Pembatasan yang diatur dalam Pasal 60 huruf g Undang-undang Nomor 12
Tahun 2003 tentang Pemilihan Umum Anggota Dewan Perwakilan Rakyat,
Dewan Perwakilan Daerah, Dewan Perwakilan Rakyat Daerah tidak termasuk
dalam salah satu hak yang disebut dalam Pasal 28 I ayat (1). Oleh karena itu
pembatasan dalam Pasal 60 huruf g tidak bertentangan dengan Undang-Undang
Dasar Negara Republik Indonesia Tahun 1945.

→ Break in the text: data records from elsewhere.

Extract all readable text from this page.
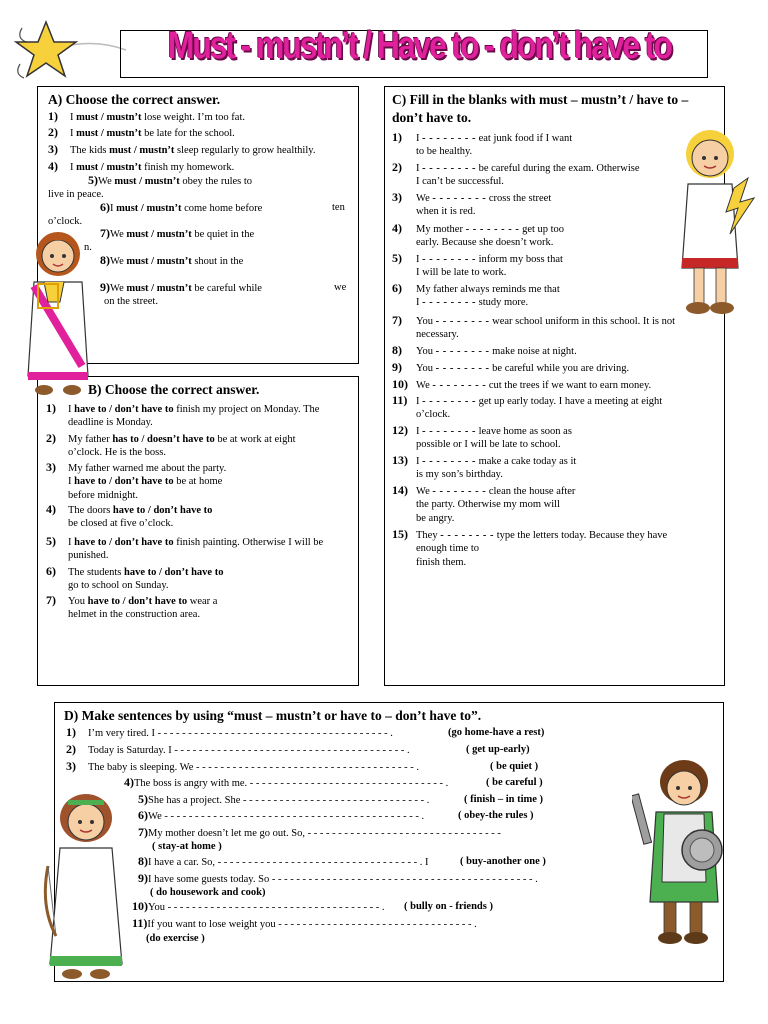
Must - mustn’t / Have to - don’t have to
A) Choose the correct answer.
1)I must / mustn’t lose weight. I’m too fat.
2)I must / mustn’t be late for the school.
3)The kids must / mustn’t sleep regularly to grow healthily.
4)I must / mustn’t finish my homework.
5)We must / mustn’t obey the rules to
live in peace.
6)I must / mustn’t come home before	ten
o’clock.
7)We must / mustn’t be quiet in the
n.
8)We must / mustn’t shout in the
9)We must / mustn’t be careful while	we
on the street.
B) Choose the correct answer.
1) I have to / don’t have to finish my project on Monday. The
deadline is Monday.
2) My father has to / doesn’t have to be at work at eight
o’clock. He is the boss.
3) My father warned me about the party.
I have to / don’t have to be at home
before midnight.
4) The doors have to / don’t have to
be closed at five o’clock.
5) I have to / don’t have to finish painting. Otherwise I will be
punished.
6) The students have to / don’t have to
go to school on Sunday.
7) You have to / don’t have to wear a
helmet in the construction area.
C) Fill in the blanks with must – mustn’t / have to –
don’t have to.
1) I - - - - - - - - eat junk food if I want
to be healthy.
2) I - - - - - - - - be careful during the exam. Otherwise
I can’t be successful.
3) We - - - - - - - - cross the street
when it is red.
4) My mother - - - - - - - - get up too
early. Because she doesn’t work.
5) I - - - - - - - - inform my boss that
I will be late to work.
6) My father always reminds me that
I - - - - - - - - study more.
7) You - - - - - - - - wear school uniform in this school. It is not
necessary.
8) You - - - - - - - - make noise at night.
9) You - - - - - - - - be careful while you are driving.
10) We - - - - - - - - cut the trees if we want to earn money.
11) I - - - - - - - - get up early today. I have a meeting at eight
o’clock.
12) I - - - - - - - - leave home as soon as
possible or I will be late to school.
13) I - - - - - - - - make a cake today as it
is my son’s birthday.
14) We - - - - - - - - clean the house after
the party. Otherwise my mom will
be angry.
15) They - - - - - - - - type the letters today. Because they have
enough time to
finish them.
D) Make sentences by using “must – mustn’t or have to – don’t have to”.
1)I’m very tired. I - - - - - - - - - - - - - - - - - - - - - - - - - - - - - - - - - - - - - - .	(go home-have a rest)
2)Today is Saturday. I - - - - - - - - - - - - - - - - - - - - - - - - - - - - - - - - - - - - - - .	( get up-early)
3)The baby is sleeping. We - - - - - - - - - - - - - - - - - - - - - - - - - - - - - - - - - - - - .	( be quiet )
4)The boss is angry with me. - - - - - - - - - - - - - - - - - - - - - - - - - - - - - - - - .	( be careful )
5)She has a project. She - - - - - - - - - - - - - - - - - - - - - - - - - - - - - - .	( finish – in time )
6)We - - - - - - - - - - - - - - - - - - - - - - - - - - - - - - - - - - - - - - - - - - .	( obey-the rules )
7)My mother doesn’t let me go out. So, - - - - - - - - - - - - - - - - - - - - - - - - - - - - - - - -
( stay-at home )
8)I have a car. So, - - - - - - - - - - - - - - - - - - - - - - - - - - - - - - - - - . I	( buy-another one )
9)I have some guests today. So - - - - - - - - - - - - - - - - - - - - - - - - - - - - - - - - - - - - - - - - - - - .
( do housework and cook)
10)You - - - - - - - - - - - - - - - - - - - - - - - - - - - - - - - - - - - . ( bully on - friends )
11)If you want to lose weight you - - - - - - - - - - - - - - - - - - - - - - - - - - - - - - - - .
(do exercise )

Dari keterangan Dewan Perwakilan Rakyat dan Pemerintah terungkap bahwa
ketika Pasal 60 huruf g dibahas telah secara mendalam dipertimbangkan alasan-
alasan pembatasan tersebut sebagaimana dimaksud dalam Pasal 28 I ayat (1)
dan Pasal 28 J ayat (2) Undang-undang Dasar Negara Republik Indonesia
Tahun 1945.
41
7. Pembatasan yang ditentukan oleh pembuat undang-undang sebagaimana
tercantum dalam Pasal 60 huruf g bukanlah pembatasan yang bersifat
permanen, melainkan pembatasan yang bersifat situasional, dikaitkan dengan
intensitas peluang penyebaran kembali faham (ideologi) Komunisme/ Marxisme-
Leninisme dan konsolidasi Partai Komunis Indonesia (PKI).
Sebagaimana diketahui penyebaran ideologi komunisme dan konsolidasi PKI
tidak dikehendaki oleh rakyat Indonesia, dengan tetap diberlakukannya TAP
MPRS Nomor XXV/MPRS/1966 oleh MPR hingga saat ini. Menurut keterangan
ahli, Dr. Thamrin Amal Tomagola, TAP MPR itu secara formal adalah sah,
karena dibuat oleh lembaga negara yang berwenang.
Bahwasannya pembatasan ini bersifat situasional, dapat ditelusuri dengan
semakin longgarnya perlakuan terhadap bekas anggota PKI dan lain-lain dari
undang-undang Pemilu yang terdahulu ke undang-undang Pemilu berikutnya.
Dalam undang-undang Pemilu sebelumnya bekas anggota PKI dan lain-lain,
bukan saja dibatasi hak pilih pasif (hak untuk dipilih), tetapi juga hak pilih aktif
(hak untuk memilih). Sedangkan dalam Undang-undang Nomor 12 Tahun 2003
tentang Pemilihan Umum Anggota Dewan Perwakilan Rakyat, Dewan Perwakilan
Daerah, dan Dewan Perwakilan Rakyat Daerah yang dibatasi hanya hak pilih
pasif saja.
Dalam rangka rekonsiliasi nasional, di masa datang pembuat undang-undang
diharapkan untuk mempertimbangan kembali pembatasan itu, yang diikuti oleh
legislative review, untuk memutakhirkan bunyi Pasal 60 huruf g sesuai dengan
pertimbangan-pertimbangan yang sesuai dengan ketentuan Pasal 28 J ayat (2)
Undang-Undang Dasar Negara Republik Indonesia Tahun 1945.
Himbauan ini disampaikan, karena sesuai dengan ketentuan Pasal 28 J ayat (2)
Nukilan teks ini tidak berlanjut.